Тина же в прямом смысле слова стала постоянной спутницей и собеседницей Максима. Они прошагали вместе многие километры по вернисажам и музеям, прослушали и просмотрели все достойное внимания в театрах и концертных залах. И не могли наговориться, обсуждая все и вся. Словом, медленно, но верно они приближались к тому моменту, когда остается произнести лишь сакраментальную фразу, чтобы и вовсе стать единым целым. Но по традиции сказать «дорогая, прошу тебя стать моей женой» полагалось Максиму.
И вот настал момент, когда в субботу вечером, провожая Тину до дому после очередного похода в кино, он произнес:
– Дорогая Тиночка… завтра я хочу пригласить тебя в один ресторан, не скажу в какой. Пусть это станет для тебя сюрпризом. Пусть все, что произойдет в это воскресенье, будет для тебя приятной неожиданностью, – и поцеловал ее.

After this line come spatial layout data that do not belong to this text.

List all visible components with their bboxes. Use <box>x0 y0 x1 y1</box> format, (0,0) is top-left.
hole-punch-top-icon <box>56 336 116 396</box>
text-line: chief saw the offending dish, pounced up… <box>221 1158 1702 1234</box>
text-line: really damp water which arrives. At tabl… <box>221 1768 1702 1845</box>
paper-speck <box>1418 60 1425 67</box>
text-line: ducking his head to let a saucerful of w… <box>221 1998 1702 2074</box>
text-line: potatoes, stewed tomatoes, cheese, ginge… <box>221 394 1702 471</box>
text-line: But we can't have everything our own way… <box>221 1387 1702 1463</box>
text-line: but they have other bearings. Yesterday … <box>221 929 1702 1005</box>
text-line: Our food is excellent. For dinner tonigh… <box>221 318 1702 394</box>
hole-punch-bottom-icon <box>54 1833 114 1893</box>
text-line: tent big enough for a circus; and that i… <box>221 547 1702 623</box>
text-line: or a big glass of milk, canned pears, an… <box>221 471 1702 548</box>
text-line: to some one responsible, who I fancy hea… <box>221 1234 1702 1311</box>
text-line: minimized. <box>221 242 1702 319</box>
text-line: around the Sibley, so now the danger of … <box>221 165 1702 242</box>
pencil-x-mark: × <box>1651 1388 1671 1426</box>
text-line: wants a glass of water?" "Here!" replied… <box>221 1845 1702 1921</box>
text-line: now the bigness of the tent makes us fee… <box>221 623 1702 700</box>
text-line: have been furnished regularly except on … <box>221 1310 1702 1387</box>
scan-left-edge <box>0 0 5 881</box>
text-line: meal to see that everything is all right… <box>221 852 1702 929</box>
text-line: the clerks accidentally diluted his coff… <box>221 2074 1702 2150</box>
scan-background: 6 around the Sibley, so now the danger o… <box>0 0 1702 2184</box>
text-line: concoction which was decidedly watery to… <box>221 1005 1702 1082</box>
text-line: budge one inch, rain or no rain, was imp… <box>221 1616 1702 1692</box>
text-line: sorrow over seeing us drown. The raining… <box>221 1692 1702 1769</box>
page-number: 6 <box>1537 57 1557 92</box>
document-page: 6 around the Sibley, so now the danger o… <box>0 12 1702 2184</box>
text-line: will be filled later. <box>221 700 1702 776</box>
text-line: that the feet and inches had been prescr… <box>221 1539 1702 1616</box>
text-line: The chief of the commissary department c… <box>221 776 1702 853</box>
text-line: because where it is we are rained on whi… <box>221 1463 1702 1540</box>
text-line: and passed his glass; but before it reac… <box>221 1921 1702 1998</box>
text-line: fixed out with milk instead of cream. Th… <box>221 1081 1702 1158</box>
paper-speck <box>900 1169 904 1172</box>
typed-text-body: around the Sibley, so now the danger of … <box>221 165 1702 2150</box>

Дома она забралась с ногами на кровать и долго сидела неподвижно в темноте, прислушиваясь к своим ощущениям. Свершилось! Тине было радостно и страшно одновременно. Как-никак, а с завтрашнего дня ее жизнь уже не будет такой, как прежде…
Тина отчаянно ругала себя. Ей предстоял судьбоносный вечер, а она так опростоволосилась: оставила на работе сумочку. И не простую сумочку, а ту, что потрясающе подходила к ее новым серебряным босоножкам и к торжественности момента. Дала на очередное ответственное свидание Наташке из бухгалтерии, да так и оставила в столе, когда приятельница ей эту сумочку вернула. Хорошо хоть охранник при входе оказался симпатичным малым, вошел в ее положение и не стал чинить препятствий. А то мог бы и потрепать нервы, ссылаясь на распоряжение начальства не пускать никого из сотрудников в помещения фирмы во внеурочное время и без письменного на то разрешения.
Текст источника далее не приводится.